La visione che ha più volte definito “socialismo del XXI secolo” si è poi allargata a un contesto più ampio. Corbyn ha parlato della necessità di proposte economiche che sostituiscano “i dogmi falliti del neo-liberismo”, di una politica estera fondata sulla pace, i diritti umani, la giustizia e il dialogo, contrapposta ai bombardamenti, alle guerre e alle invasioni che hanno solo esacerbato la minaccia del terrorismo e dell’importanza di una decisa lotta ai cambiamenti climatici. La democrazia, ha detto, è minacciata dalle dittature, ma anche dalle elite politiche, dai governi che non si interessano ai loro elettori. I politici invece devono rispondere a quelli che servono e rappresentano e non ascoltarli solo durante le campagne elettorali. Il potere va messo nelle mani della gente, “la gente creativa, compassionevole e impegnata di questo paese.”

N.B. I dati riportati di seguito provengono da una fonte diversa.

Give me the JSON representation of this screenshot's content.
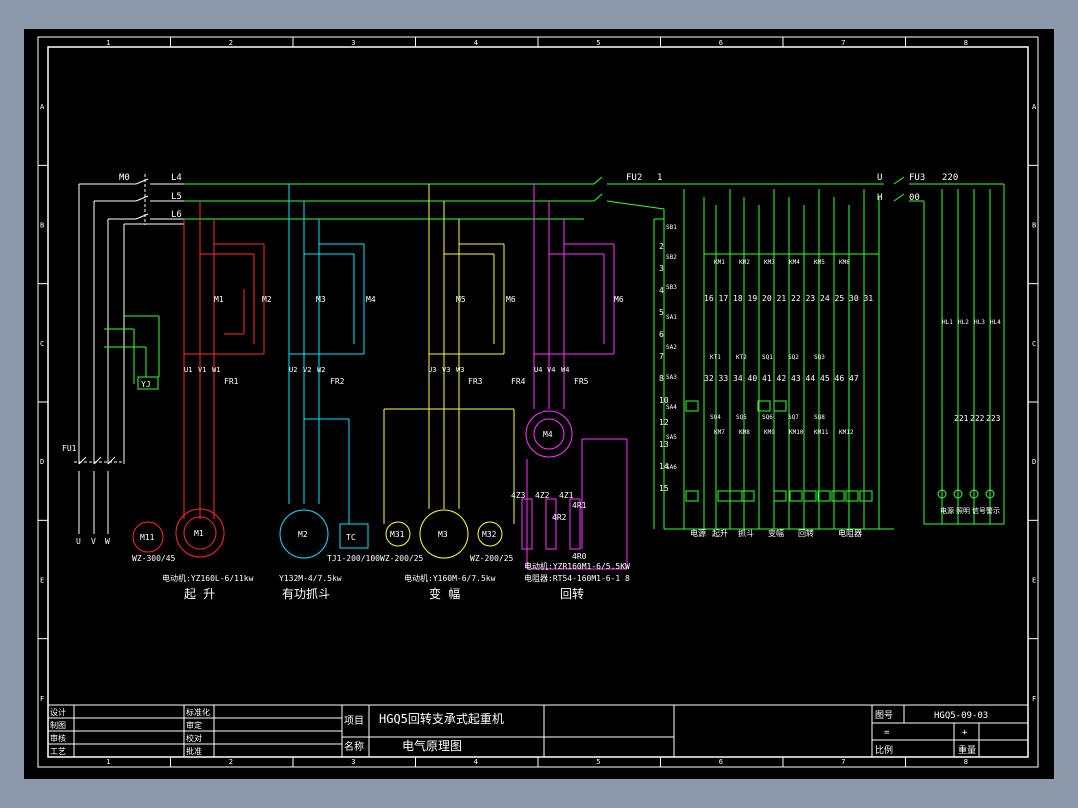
{
  "colors": {
    "background": "#000000",
    "frame": "#ffffff",
    "red": "#ff2a2a",
    "cyan": "#00e5ff",
    "yellow": "#ffff33",
    "magenta": "#ff33ff",
    "green": "#33ff33",
    "blue": "#3377ff"
  },
  "grid": {
    "columns": [
      "1",
      "2",
      "3",
      "4",
      "5",
      "6",
      "7",
      "8"
    ],
    "rows": [
      "A",
      "B",
      "C",
      "D",
      "E",
      "F"
    ]
  },
  "bus_labels": [
    "M0",
    "L4",
    "L5",
    "L6",
    "FU2",
    "1",
    "U",
    "FU3",
    "220",
    "H",
    "00"
  ],
  "motors": [
    {
      "id": "M1",
      "label": "M1"
    },
    {
      "id": "M2",
      "label": "M2"
    },
    {
      "id": "M3",
      "label": "M3"
    },
    {
      "id": "M4",
      "label": "M4"
    },
    {
      "id": "M11",
      "label": "M11"
    },
    {
      "id": "M31",
      "label": "M31"
    },
    {
      "id": "M32",
      "label": "M32"
    },
    {
      "id": "TC",
      "label": "TC"
    }
  ],
  "contactor_labels": [
    "M1",
    "M2",
    "M3",
    "M4",
    "M5",
    "M6",
    "M6"
  ],
  "relay_labels": [
    "FR1",
    "FR2",
    "FR3",
    "FR4",
    "FR5"
  ],
  "terminal_labels": [
    "U1",
    "V1",
    "W1",
    "U2",
    "V2",
    "W2",
    "U3",
    "V3",
    "W3",
    "U4",
    "V4",
    "W4"
  ],
  "small_labels": [
    "YJ",
    "FU1",
    "U",
    "V",
    "W",
    "1",
    "2",
    "3"
  ],
  "resistor_labels": [
    "4Z3",
    "4Z2",
    "4Z1",
    "4R2",
    "4R1",
    "4R0"
  ],
  "group_captions": {
    "hoist_model": "WZ-300/45",
    "hoist_motor": "电动机:YZ160L-6/11kw",
    "hoist_name": "起 升",
    "grab_motor": "Y132M-4/7.5kw",
    "grab_tc": "TJ1-200/100",
    "grab_name": "有功抓斗",
    "luff_model1": "WZ-200/25",
    "luff_model2": "WZ-200/25",
    "luff_motor": "电动机:Y160M-6/7.5kw",
    "luff_name": "变 幅",
    "slew_motor": "电动机:YZR160M1-6/5.5KW",
    "slew_resistor": "电阻器:RT54-160M1-6-1 8",
    "slew_name": "回转"
  },
  "control_numbers": [
    "2",
    "3",
    "4",
    "5",
    "6",
    "7",
    "8",
    "10",
    "12",
    "13",
    "14",
    "15",
    "16",
    "17",
    "18",
    "19",
    "20",
    "21",
    "22",
    "23",
    "24",
    "25",
    "30",
    "31",
    "32",
    "33",
    "34",
    "40",
    "41",
    "42",
    "43",
    "44",
    "45",
    "46",
    "47",
    "221",
    "222",
    "223"
  ],
  "control_labels": [
    "SB1",
    "SB2",
    "SB3",
    "SA1",
    "SA2",
    "SA3",
    "SA4",
    "SA5",
    "SA6",
    "KM1",
    "KM2",
    "KM3",
    "KM4",
    "KM5",
    "KM6",
    "KM7",
    "KM8",
    "KM9",
    "KM10",
    "KM11",
    "KM12",
    "KT1",
    "KT2",
    "SQ1",
    "SQ2",
    "SQ3",
    "SQ4",
    "SQ5",
    "SQ6",
    "SQ7",
    "SQ8",
    "HL1",
    "HL2",
    "HL3",
    "HL4"
  ],
  "control_captions": [
    "电源",
    "起升",
    "抓斗",
    "变幅",
    "回转",
    "电阻器"
  ],
  "lamp_captions": [
    "电源",
    "照明",
    "信号",
    "警示"
  ],
  "title_block": {
    "left_rows": [
      [
        "设计",
        "",
        "标准化",
        ""
      ],
      [
        "制图",
        "",
        "审定",
        ""
      ],
      [
        "审核",
        "",
        "校对",
        ""
      ],
      [
        "工艺",
        "",
        "批准",
        ""
      ]
    ],
    "project_label": "项目",
    "project_value": "HGQ5回转支承式起重机",
    "name_label": "名称",
    "name_value": "电气原理图",
    "drawing_no_label": "图号",
    "drawing_no_value": "HGQ5-09-03",
    "scale_label": "比例",
    "weight_label": "重量",
    "scale_value": "=",
    "sheet_value": "+"
  }
}
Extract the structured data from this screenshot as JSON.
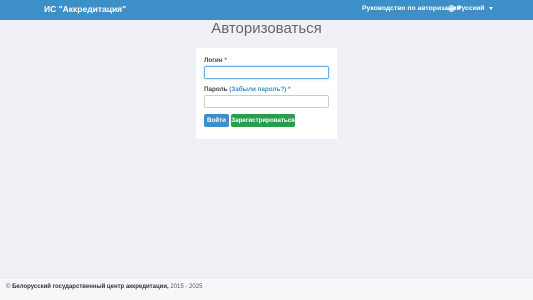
{
  "navbar": {
    "brand": "ИС \"Аккредитация\"",
    "guide_link": "Руководство по авторизации",
    "language": "Русский",
    "language_icon": "globe-icon"
  },
  "page": {
    "title": "Авторизоваться"
  },
  "form": {
    "login_label": "Логин",
    "password_label": "Пароль",
    "forgot_password": "(Забыли пароль?)",
    "required_mark": "*",
    "login_value": "",
    "password_value": "",
    "login_button": "Войти",
    "register_button": "Зарегистрироваться"
  },
  "footer": {
    "copyright": "©",
    "organization": "Белорусский государственный центр аккредитации,",
    "years": "2015 - 2025"
  },
  "colors": {
    "navbar": "#3d8fc7",
    "login_button": "#3d8fc7",
    "register_button": "#2a9d4a",
    "required": "#d9534f",
    "background": "#eff1f6"
  }
}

Il finale ha portato l’entusiasmo alle stelle, con la promessa di offrire “un antidoto all’apatia e alla disperazione” e l’invito alla speranza comparso sopra il palco. Una promessa e un invito che andrebbero ripresi da chi, anche in Italia, sta faticosamente tentando di costruire un’alternativa alla deriva autoritaria e razzista che ha investito buona parte delle forze politiche.